Alexander Robertus Todd (2 October 1907 – 10 January 1997) was a British biochemist, who won the 1957 Nobel Prize for Chemistry for his research into nucleotides, nucleosides, and nucleotide coenzymes.

Life and Career

He was born on 2 October 1907 in Cathcart, Scotland. In 1928, he graduated with a BSc from the University of Glasgow. In 1931, he got his Ph.D. in chemistry from Johann Wolfgang Goethe University in Frankfurt am Main.

In 1933, he earned another doctorate from Oriel College, Oxford.

He worked at the Lister Institute, the University of Edinburgh (staff, 1934–1936), and the University of London, where he became a Reader in Biochemistry.
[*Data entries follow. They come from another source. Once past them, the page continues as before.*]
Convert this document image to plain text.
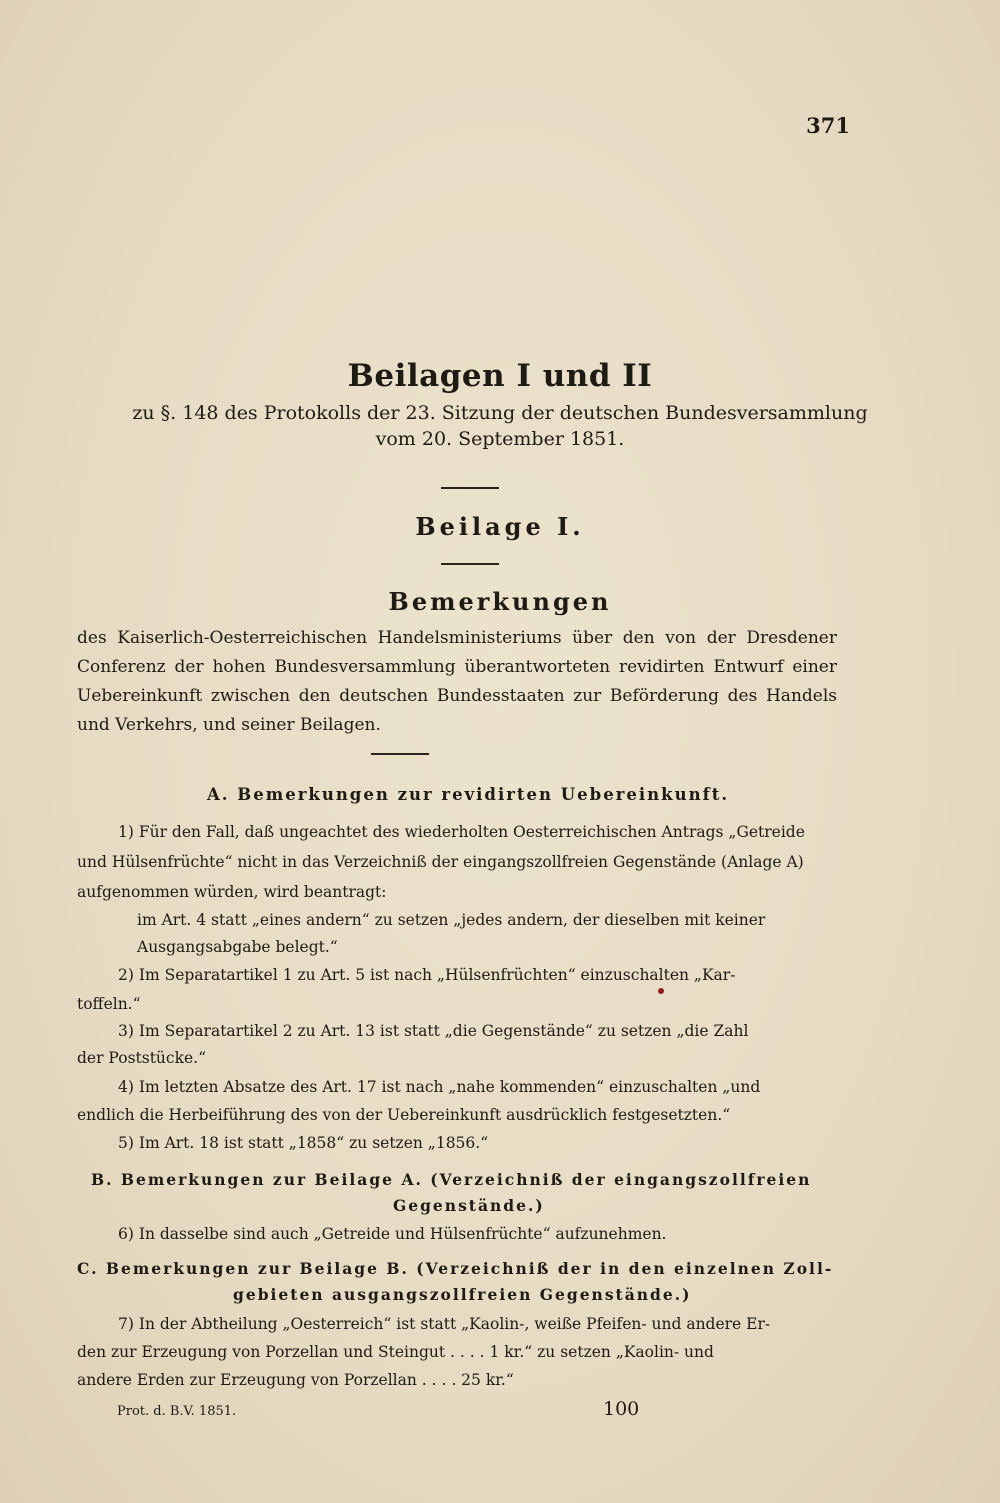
371
Beilagen I und II
zu §. 148 des Protokolls der 23. Sitzung der deutschen Bundesversammlung
vom 20. September 1851.
Beilage I.
Bemerkungen
des Kaiserlich-Oesterreichischen Handelsministeriums über den von der Dresdener Conferenz der hohen Bundesversammlung überantworteten revidirten Entwurf einer Uebereinkunft zwischen den deutschen Bundesstaaten zur Beförderung des Handels und Verkehrs, und seiner Beilagen.
A. Bemerkungen zur revidirten Uebereinkunft.
1) Für den Fall, daß ungeachtet des wiederholten Oesterreichischen Antrags „Getreide
und Hülsenfrüchte“ nicht in das Verzeichniß der eingangszollfreien Gegenstände (Anlage A)
aufgenommen würden, wird beantragt:
im Art. 4 statt „eines andern“ zu setzen „jedes andern, der dieselben mit keiner
Ausgangsabgabe belegt.“
2) Im Separatartikel 1 zu Art. 5 ist nach „Hülsenfrüchten“ einzuschalten „Kar-
toffeln.“
3) Im Separatartikel 2 zu Art. 13 ist statt „die Gegenstände“ zu setzen „die Zahl
der Poststücke.“
4) Im letzten Absatze des Art. 17 ist nach „nahe kommenden“ einzuschalten „und
endlich die Herbeiführung des von der Uebereinkunft ausdrücklich festgesetzten.“
5) Im Art. 18 ist statt „1858“ zu setzen „1856.“
B. Bemerkungen zur Beilage A. (Verzeichniß der eingangszollfreien
Gegenstände.)
6) In dasselbe sind auch „Getreide und Hülsenfrüchte“ aufzunehmen.
C. Bemerkungen zur Beilage B. (Verzeichniß der in den einzelnen Zoll-
gebieten ausgangszollfreien Gegenstände.)
7) In der Abtheilung „Oesterreich“ ist statt „Kaolin-, weiße Pfeifen- und andere Er-
den zur Erzeugung von Porzellan und Steingut . . . . 1 kr.“ zu setzen „Kaolin- und
andere Erden zur Erzeugung von Porzellan . . . . 25 kr.“
Prot. d. B.V. 1851.	100
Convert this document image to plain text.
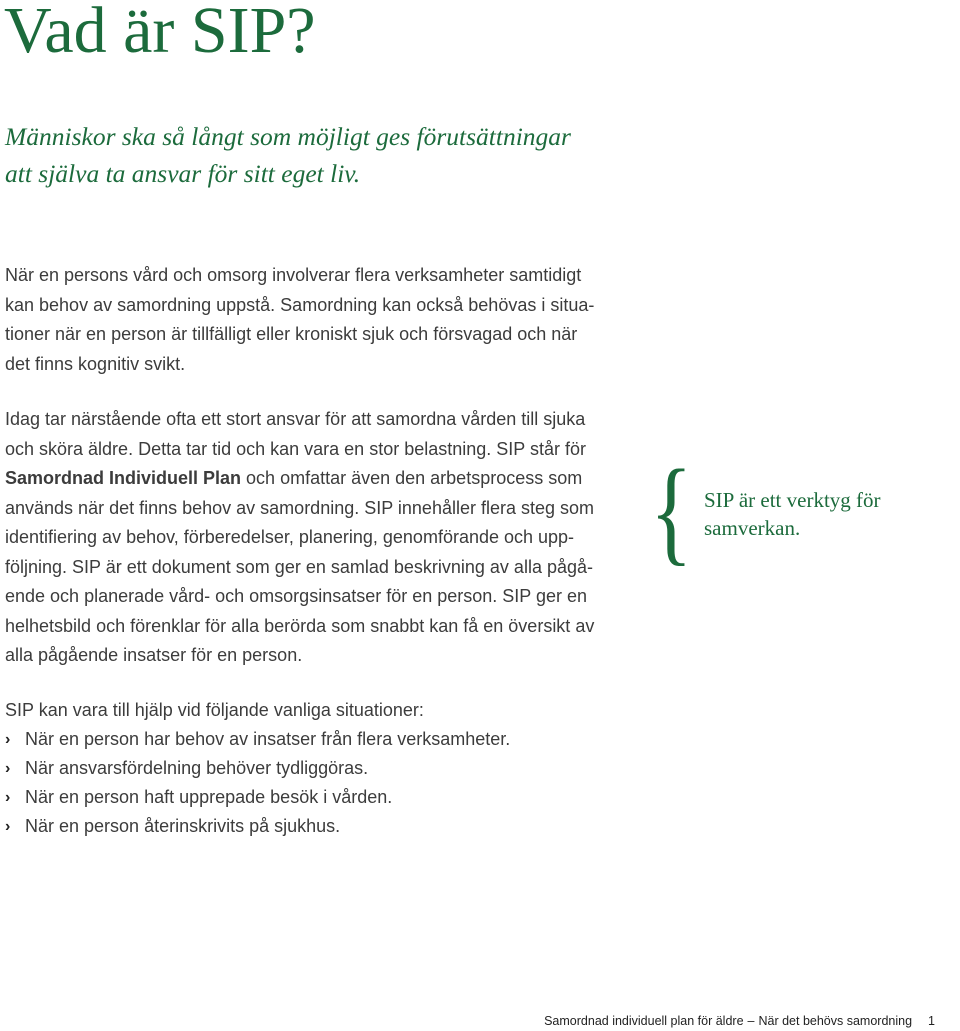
Vad är SIP?

Människor ska så långt som möjligt ges förutsättningar
att själva ta ansvar för sitt eget liv.

När en persons vård och omsorg involverar flera verksamheter samtidigt
kan behov av samordning uppstå. Samordning kan också behövas i situa-
tioner när en person är tillfälligt eller kroniskt sjuk och försvagad och när
det finns kognitiv svikt.

Idag tar närstående ofta ett stort ansvar för att samordna vården till sjuka
och sköra äldre. Detta tar tid och kan vara en stor belastning. SIP står för
Samordnad Individuell Plan och omfattar även den arbetsprocess som
används när det finns behov av samordning. SIP innehåller flera steg som
identifiering av behov, förberedelser, planering, genomförande och upp-
följning. SIP är ett dokument som ger en samlad beskrivning av alla pågå-
ende och planerade vård- och omsorgsinsatser för en person. SIP ger en
helhetsbild och förenklar för alla berörda som snabbt kan få en översikt av
alla pågående insatser för en person.

{ SIP är ett verktyg för
samverkan.

SIP kan vara till hjälp vid följande vanliga situationer:

› När en person har behov av insatser från flera verksamheter.
› När ansvarsfördelning behöver tydliggöras.
› När en person haft upprepade besök i vården.
› När en person återinskrivits på sjukhus.
Samordnad individuell plan för äldre – När det behövs samordning 1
Todd spent six months at the California Institute of Technology as a visiting professor in 1938 and eventually declined to join the faculty.

He became the Director of the University of Manchester’s Chemical Laboratories in 1938, where he studied nucleosides, compounds that form the structural units of nucleic acids (DNA and RNA).

He was appointed to the 1702 Chair of Chemistry in Cambridge in 1944 and stayed there until 1971. In 1949, he synthesized adenosine triphosphate (ATP) and flavin adenine dinucleotide (FAD).

He was a visiting professor at the University of Chicago in 1948, and the University of Sydney in 1950.

From 1952 to 1964, he was the chairman of the United Kingdom’s advisory committee on scientific policy.

In 1977, he became a member of the Order of Merit, and he was President of the Royal Society from 1975 to 1980.

In 1981, Todd was one of the founding members of the World Cultural Council.

Alexander Robertus Todd died on 10 January 1997 in Oakington, England.

Major works

At Manchester, he started working on nucleosides, compounds that form DNA and RNA. In 1949, he synthesized adenosine triphosphate (ATP), which helps living organisms use energy. Other important compounds he synthesized include flavin adenine dinucleotide (FAD) in 1949 and uridine triphosphate in 1954.

He figured out how vitamin B12 works in 1955, although Dorothy Hodgkin and her team determined the final formula.

He later worked on vitamin B1 and vitamin E, anthocyanins (the pigments in flowers and fruits), insects (aphids, beetles), and marijuana and hashish alkaloids.

Awards

He was knighted in 1954, made a life peer in 1962, and a member of the Royal Order of Merit in 1977.

He won the 1957 Nobel Prize for Chemistry for his research into nucleotides, nucleosides, and nucleotides.